Vanka-smoothed shifted Laplacian multigrid preconditioners for the Helmholtz equations
Rachel Yovel, Yunhui He, Eran Treister
TL;DR
The paper tackles the difficulty of solving high-frequency acoustic Helmholtz equations with scalable multigrid methods. It introduces a level-dependent intergrid scheme together with an additive Vanka smoother to keep the complex shift small while enabling deep V-cycles, and analyzes the approach with Local Fourier Analysis. A Galerkin coarse-grid correction, mixed-level intergrid operators, and carefully designed Vanka patches (Element, Plus, RB, Full) are combined with boundary treatment to achieve stable convergence. Numerical experiments in 2D and 3D, including heterogeneous geophysical media, show substantial runtime improvements over plain shifted Laplacian preconditioners and near-linear time scaling in 3D, validating both the method and its practical impact for large-scale Helmholtz problems.
Abstract
We present an improved multigrid preconditioner for the acoustic Helmholtz equation with enhanced scalability.
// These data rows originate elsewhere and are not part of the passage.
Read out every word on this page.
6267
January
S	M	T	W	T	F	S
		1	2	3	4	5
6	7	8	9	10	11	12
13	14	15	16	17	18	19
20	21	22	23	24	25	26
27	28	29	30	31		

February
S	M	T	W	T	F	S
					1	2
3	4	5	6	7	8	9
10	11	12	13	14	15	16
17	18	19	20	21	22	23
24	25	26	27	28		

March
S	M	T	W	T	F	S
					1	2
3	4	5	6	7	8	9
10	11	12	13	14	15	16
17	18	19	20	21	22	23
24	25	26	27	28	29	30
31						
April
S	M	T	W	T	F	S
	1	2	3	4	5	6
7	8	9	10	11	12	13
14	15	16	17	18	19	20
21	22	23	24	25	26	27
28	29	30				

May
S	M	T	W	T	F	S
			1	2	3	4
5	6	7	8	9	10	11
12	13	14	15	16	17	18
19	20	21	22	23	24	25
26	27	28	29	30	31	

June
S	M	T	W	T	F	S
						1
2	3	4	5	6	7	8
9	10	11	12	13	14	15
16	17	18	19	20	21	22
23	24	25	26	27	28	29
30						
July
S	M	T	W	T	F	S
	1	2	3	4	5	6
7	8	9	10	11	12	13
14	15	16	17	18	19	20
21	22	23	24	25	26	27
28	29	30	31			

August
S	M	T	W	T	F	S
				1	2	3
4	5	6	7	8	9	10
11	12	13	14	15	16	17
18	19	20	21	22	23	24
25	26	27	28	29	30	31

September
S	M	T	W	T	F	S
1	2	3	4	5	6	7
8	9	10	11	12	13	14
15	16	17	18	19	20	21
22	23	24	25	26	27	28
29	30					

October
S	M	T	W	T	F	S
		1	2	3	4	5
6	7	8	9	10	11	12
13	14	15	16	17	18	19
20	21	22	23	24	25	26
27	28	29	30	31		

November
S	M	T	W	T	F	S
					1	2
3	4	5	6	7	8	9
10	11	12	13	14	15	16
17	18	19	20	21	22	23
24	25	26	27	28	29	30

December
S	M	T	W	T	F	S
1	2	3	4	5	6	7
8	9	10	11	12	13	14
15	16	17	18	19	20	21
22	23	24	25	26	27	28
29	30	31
Standard multigrid fails to converge for the Helmholtz equation, and the well-known complex shifted Laplacian method overcomes it by adding a complex shift and using the shifted system as a preconditioner. However, the added complex shift grows with the frequency and interferes with the preconditioner's scalability. In this work, we present an additive Vanka smoother that requires a much lower shift than point-wise smoothers, and thereby enhances the scalability. By carefully designing different ingredients of the multigrid cycle, the presented method enables deep V-cycles with a small and bounded shift, even when many levels are used. We validate our method theoretically by local Fourier analysis, and hold numerical experiments for homogeneous and heterogeneous media. We show that our method outperforms plain shifted Laplacian in terms of runtimes and performs well on challenging geophysical media in 2D and 3D.